Свен считал молчание немецких властей по поводу русского нападения на Финляндию предательством.
Перед поездкой в Германию он переговорил с одним из своих немецких друзей Вильгельмом Зиглером, который помогал ему собирать материал для книги «Германия и мировой порядок». Зиглер был настроен скептически: он считал, что отношениями с Россией никто рисковать не станет, хотя нападение Германии на Россию-лишь вопрос времени, сначала должна завершиться война на западе.
Свен пошел на тактическую хитрость: он послал телеграммы Гитлеру, Герингу и прочим с благодарностью за поздравление со своим 75-летием, где упомянул о своем скором приезде. На поезде вместе с Альмой и Зиглером они доехали до Мальмё, далее надо было пересаживаться на самолет. Хедин не хотел привлекать к своей персоне внимание и зарегистрировался под фамилией Сведин, под которой его вывели когда-то в сатирической книге «У милых русских», высмеяв как царского агента.
В полете Хедин разговаривал с Зиглером:
— Когда начнется большая война?
— В конце марта.
— Когда я вас спрашивал в прошлый раз, вы ответили, что в конце ноября.
Зиглер рассмеялся:
— По плану вторжение в Голландию должно было начаться в конце ноября, но из-за мирных инициатив голландской королевской четы вышла задержка.

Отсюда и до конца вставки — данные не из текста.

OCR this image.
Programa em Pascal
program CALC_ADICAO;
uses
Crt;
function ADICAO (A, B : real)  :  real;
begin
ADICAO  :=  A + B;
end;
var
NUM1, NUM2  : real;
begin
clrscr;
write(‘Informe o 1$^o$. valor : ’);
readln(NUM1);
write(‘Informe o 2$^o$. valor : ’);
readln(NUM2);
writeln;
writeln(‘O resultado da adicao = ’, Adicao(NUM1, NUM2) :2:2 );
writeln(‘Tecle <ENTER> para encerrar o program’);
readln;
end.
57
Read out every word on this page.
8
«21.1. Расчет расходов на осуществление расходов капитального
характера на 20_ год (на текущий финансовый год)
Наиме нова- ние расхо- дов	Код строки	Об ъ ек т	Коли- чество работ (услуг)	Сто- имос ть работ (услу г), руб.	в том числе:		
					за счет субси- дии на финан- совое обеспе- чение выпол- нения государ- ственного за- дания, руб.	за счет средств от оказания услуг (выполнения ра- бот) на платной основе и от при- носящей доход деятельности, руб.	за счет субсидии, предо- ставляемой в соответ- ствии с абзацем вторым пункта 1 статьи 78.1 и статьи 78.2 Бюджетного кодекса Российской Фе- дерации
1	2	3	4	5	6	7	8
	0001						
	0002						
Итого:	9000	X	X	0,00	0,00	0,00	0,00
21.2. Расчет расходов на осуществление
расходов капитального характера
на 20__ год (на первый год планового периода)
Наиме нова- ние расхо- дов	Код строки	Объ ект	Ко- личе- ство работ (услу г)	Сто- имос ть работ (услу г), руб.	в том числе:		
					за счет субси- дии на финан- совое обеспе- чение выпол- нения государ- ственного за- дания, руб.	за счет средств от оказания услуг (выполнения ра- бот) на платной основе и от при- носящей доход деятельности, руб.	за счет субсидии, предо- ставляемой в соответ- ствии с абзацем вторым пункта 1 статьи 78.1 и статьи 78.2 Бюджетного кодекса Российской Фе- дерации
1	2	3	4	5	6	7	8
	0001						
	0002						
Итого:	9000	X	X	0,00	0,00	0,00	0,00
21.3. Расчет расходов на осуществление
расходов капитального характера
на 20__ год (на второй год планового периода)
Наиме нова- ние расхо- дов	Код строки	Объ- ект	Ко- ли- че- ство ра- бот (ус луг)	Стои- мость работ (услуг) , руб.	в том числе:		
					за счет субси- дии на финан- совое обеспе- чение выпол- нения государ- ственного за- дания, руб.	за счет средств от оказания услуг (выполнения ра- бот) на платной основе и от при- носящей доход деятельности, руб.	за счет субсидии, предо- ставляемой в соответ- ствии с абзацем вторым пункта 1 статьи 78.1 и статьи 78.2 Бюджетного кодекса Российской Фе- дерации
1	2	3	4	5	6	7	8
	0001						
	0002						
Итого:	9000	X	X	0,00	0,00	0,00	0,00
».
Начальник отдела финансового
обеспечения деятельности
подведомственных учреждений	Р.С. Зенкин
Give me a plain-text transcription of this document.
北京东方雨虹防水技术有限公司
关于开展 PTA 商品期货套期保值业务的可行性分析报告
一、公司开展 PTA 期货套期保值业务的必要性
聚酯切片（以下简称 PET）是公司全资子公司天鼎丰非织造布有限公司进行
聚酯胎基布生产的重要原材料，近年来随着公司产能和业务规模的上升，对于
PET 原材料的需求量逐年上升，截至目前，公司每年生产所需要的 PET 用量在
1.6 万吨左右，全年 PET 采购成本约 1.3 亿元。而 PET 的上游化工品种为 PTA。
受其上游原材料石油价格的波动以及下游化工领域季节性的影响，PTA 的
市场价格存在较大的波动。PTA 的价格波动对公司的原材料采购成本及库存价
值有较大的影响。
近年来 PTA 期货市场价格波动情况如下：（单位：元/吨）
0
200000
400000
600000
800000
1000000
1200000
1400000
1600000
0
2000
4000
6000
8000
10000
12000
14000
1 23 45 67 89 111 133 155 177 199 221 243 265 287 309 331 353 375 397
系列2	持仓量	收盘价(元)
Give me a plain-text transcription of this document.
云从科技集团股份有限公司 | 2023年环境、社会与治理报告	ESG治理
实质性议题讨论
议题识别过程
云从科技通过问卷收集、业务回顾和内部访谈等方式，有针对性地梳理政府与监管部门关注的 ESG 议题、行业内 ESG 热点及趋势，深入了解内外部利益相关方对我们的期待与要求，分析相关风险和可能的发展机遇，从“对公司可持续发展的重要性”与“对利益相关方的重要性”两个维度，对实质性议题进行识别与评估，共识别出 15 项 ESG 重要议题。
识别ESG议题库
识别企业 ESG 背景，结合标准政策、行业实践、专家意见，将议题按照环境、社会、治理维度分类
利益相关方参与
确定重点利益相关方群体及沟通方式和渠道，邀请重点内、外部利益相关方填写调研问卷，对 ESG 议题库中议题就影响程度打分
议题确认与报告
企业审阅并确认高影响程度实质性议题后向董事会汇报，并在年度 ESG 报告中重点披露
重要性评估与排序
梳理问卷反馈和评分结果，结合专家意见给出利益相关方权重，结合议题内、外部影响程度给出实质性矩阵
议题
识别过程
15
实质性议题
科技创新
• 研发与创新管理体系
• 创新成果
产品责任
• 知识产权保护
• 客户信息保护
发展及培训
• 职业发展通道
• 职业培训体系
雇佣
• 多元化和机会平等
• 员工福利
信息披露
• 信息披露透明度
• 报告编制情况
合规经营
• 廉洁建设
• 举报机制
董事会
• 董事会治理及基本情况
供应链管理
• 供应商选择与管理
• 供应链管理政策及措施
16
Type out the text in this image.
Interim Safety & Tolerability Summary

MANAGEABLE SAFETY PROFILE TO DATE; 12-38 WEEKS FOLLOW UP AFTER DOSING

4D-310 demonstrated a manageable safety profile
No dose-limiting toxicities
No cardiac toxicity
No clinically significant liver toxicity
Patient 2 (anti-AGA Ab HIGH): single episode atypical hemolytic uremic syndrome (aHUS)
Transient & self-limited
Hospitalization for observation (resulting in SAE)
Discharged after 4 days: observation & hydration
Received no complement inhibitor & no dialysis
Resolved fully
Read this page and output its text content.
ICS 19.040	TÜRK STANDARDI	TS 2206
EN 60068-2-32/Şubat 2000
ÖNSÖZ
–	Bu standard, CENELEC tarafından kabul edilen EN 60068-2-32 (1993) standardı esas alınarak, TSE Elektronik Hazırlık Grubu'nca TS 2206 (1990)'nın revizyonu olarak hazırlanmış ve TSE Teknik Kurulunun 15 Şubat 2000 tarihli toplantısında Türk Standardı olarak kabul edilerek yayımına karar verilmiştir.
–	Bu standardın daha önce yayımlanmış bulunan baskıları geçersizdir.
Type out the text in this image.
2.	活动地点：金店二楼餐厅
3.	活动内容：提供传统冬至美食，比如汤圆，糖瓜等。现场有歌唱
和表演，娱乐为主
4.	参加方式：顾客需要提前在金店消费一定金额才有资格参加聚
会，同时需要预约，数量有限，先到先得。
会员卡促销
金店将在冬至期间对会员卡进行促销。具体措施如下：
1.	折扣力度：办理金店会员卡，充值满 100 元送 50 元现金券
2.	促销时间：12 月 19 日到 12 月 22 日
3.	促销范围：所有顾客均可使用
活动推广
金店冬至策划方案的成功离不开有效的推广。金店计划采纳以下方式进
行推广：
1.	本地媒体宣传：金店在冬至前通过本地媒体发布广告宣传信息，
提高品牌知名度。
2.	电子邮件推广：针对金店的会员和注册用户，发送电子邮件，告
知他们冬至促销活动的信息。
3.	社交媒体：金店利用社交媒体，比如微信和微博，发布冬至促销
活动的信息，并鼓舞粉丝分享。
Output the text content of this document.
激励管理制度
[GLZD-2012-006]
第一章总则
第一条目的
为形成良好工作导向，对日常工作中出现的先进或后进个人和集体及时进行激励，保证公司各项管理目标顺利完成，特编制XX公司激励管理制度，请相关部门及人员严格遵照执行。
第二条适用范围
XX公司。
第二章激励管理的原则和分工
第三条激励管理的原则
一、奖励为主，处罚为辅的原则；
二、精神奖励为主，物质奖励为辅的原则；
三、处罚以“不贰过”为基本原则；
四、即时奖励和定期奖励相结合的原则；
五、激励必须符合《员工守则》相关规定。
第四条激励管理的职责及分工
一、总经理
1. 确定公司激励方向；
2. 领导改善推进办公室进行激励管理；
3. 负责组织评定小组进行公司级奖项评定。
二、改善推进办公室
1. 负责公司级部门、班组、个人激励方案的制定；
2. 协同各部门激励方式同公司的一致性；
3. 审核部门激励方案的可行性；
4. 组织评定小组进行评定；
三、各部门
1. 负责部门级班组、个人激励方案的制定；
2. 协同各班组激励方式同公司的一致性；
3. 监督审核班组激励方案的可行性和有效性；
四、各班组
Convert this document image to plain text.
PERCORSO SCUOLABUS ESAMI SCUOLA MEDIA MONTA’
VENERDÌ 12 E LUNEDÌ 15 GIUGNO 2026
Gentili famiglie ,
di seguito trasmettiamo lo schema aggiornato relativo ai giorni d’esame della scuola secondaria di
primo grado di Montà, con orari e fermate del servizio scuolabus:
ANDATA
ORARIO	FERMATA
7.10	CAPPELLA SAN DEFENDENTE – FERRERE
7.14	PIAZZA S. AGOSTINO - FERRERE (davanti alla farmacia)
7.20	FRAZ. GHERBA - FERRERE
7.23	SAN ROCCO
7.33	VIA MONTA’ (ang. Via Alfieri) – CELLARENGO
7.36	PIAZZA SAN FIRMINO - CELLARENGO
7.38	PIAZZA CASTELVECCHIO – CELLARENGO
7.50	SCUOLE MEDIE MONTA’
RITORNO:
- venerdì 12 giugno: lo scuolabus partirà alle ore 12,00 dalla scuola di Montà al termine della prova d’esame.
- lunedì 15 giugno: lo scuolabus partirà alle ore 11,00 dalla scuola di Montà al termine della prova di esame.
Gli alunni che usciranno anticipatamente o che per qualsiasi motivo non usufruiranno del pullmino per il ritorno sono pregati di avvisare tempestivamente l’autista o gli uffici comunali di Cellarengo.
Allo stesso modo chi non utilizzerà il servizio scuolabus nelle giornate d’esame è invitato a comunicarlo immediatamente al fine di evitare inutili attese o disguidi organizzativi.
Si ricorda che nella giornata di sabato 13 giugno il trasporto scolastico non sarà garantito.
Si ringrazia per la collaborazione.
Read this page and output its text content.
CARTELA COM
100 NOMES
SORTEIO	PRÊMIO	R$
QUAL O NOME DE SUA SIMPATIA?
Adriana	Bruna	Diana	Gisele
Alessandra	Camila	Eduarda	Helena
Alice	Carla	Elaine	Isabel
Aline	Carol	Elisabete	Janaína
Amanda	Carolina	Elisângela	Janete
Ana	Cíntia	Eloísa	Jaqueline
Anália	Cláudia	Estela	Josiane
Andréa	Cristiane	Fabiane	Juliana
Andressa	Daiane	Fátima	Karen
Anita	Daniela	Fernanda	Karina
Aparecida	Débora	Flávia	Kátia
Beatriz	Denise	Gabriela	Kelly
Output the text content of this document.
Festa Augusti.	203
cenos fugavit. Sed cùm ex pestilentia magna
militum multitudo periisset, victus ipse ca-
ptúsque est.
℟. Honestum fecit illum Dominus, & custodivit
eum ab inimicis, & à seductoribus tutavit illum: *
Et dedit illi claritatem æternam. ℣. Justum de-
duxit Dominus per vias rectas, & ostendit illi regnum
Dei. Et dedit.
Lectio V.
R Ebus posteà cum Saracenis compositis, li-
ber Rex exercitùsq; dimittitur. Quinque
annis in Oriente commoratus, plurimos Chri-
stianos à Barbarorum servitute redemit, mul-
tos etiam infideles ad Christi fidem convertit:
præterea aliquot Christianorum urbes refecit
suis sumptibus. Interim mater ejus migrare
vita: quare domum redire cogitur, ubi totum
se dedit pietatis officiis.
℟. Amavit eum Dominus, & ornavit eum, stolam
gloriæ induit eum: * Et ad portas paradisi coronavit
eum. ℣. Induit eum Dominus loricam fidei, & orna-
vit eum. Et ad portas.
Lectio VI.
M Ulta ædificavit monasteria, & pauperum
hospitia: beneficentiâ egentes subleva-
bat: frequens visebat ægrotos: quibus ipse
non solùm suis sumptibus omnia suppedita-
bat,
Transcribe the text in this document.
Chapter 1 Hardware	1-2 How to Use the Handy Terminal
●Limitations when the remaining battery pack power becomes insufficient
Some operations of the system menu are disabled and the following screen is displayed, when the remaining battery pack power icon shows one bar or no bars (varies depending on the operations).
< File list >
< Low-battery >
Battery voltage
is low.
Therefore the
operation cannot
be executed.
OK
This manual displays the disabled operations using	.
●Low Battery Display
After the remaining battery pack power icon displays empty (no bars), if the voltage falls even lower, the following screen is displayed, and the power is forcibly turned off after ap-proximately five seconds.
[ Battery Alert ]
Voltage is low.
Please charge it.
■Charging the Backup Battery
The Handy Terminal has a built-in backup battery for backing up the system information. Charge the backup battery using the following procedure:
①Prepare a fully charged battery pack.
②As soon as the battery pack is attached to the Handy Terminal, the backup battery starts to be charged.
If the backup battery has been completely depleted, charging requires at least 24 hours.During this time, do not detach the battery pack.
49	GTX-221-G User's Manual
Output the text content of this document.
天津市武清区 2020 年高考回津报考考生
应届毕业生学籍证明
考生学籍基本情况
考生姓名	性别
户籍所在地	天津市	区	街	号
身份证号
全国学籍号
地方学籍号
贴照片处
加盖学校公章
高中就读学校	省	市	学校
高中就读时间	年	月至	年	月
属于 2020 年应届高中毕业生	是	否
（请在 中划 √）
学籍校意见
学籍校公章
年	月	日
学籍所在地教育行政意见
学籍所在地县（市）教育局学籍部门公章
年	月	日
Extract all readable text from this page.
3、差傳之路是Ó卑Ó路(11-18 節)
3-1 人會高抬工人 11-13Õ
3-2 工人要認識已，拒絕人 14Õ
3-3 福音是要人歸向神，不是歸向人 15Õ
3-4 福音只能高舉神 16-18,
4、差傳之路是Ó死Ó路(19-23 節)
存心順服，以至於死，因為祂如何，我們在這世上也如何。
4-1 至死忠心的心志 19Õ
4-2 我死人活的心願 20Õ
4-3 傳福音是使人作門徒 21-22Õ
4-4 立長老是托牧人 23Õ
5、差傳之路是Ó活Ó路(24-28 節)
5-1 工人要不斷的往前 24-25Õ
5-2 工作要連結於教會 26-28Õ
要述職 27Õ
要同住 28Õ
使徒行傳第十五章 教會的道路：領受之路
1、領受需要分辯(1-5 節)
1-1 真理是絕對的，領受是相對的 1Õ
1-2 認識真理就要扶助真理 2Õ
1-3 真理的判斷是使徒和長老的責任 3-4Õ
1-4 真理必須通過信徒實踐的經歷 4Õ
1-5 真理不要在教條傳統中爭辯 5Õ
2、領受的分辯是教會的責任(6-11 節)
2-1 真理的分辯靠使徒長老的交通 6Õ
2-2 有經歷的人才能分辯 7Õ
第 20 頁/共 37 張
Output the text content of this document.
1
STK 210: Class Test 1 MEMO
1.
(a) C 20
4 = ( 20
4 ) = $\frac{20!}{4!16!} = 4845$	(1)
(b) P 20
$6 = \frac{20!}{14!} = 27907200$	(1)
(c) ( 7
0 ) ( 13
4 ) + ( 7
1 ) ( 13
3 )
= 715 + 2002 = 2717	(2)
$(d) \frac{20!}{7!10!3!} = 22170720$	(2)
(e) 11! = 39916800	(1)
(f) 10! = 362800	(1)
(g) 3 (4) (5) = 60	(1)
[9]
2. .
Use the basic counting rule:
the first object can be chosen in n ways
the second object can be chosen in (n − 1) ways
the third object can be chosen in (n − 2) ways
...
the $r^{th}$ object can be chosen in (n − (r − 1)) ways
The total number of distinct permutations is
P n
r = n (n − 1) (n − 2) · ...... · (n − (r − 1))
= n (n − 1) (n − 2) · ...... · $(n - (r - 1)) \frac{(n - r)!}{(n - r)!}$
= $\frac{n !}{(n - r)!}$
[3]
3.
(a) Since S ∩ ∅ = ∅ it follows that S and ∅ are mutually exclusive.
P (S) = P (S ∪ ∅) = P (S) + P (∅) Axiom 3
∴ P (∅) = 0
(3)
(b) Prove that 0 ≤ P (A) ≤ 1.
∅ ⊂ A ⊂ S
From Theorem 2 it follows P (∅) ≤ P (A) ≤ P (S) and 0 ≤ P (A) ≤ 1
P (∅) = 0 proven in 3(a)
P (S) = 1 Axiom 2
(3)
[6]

Поэтому вторжение перенесено на март. Это необходимо для последующих боевых действий против главного врага — Британии. Насчет Франции можно особенно не беспокоиться.
Двадцать восьмого февраля Хедина принимал Риббентроп. Это была их первая встреча. Немецкий министр иностранных дел слыл надменным пижоном. После обмена любезностями они сели за небольшой круглый стол с чаем и тостами. Стол был предметом гордости Риббентропа, в свое время он принадлежал Бисмарку.
— Я в детстве взахлеб читал ваши книги и собираюсь перечесть их снова, — сказал Риббентроп.
Хедин тут же заговорил о своей книге «Германия и мировой порядок».
— Как? Она у нас запрещена? — Риббентроп сделал удивленное лицо. — Никогда не слышал о такой книге.
«Врет и не краснеет», — подумал Хедин, отлично знавший, что Гитлер, Геринг, Геббельс и прочие нацистские шишки читали корректуру.
Они заговорили о войне русских с Финляндией. Риббентроп сетовал на то, что финны не желают делать «небольшие уступки» требованиям Сталина. О том, что Германия окажет финнам поддержку, не могло быть и речи — пакт с Россией был жизненно важен для немцев.
Хедин рассказал о своих давних связях с Россией и о той помощи, которую он получал и в царское время, и от большевиков.
— Я всегда любил русский народ и считал союз между Россией и Германией самой разумной политикой, — сказал Хедин, — но я и представить не мог, что этот союз обернется такими последствиями для Финляндии и Швеции. Помогите найти дорогу к миру для Финляндии, мир на севере отвечает интересам великой Германии.
Вечером он рассказал о беседе с Риббентропом представителю Швеции в Германии Арвиду Риккерту.
Четвертого марта Хедина принял Гитлер. Об этом сначала сообщили по радио, затем новость появилась в вечерних газетах.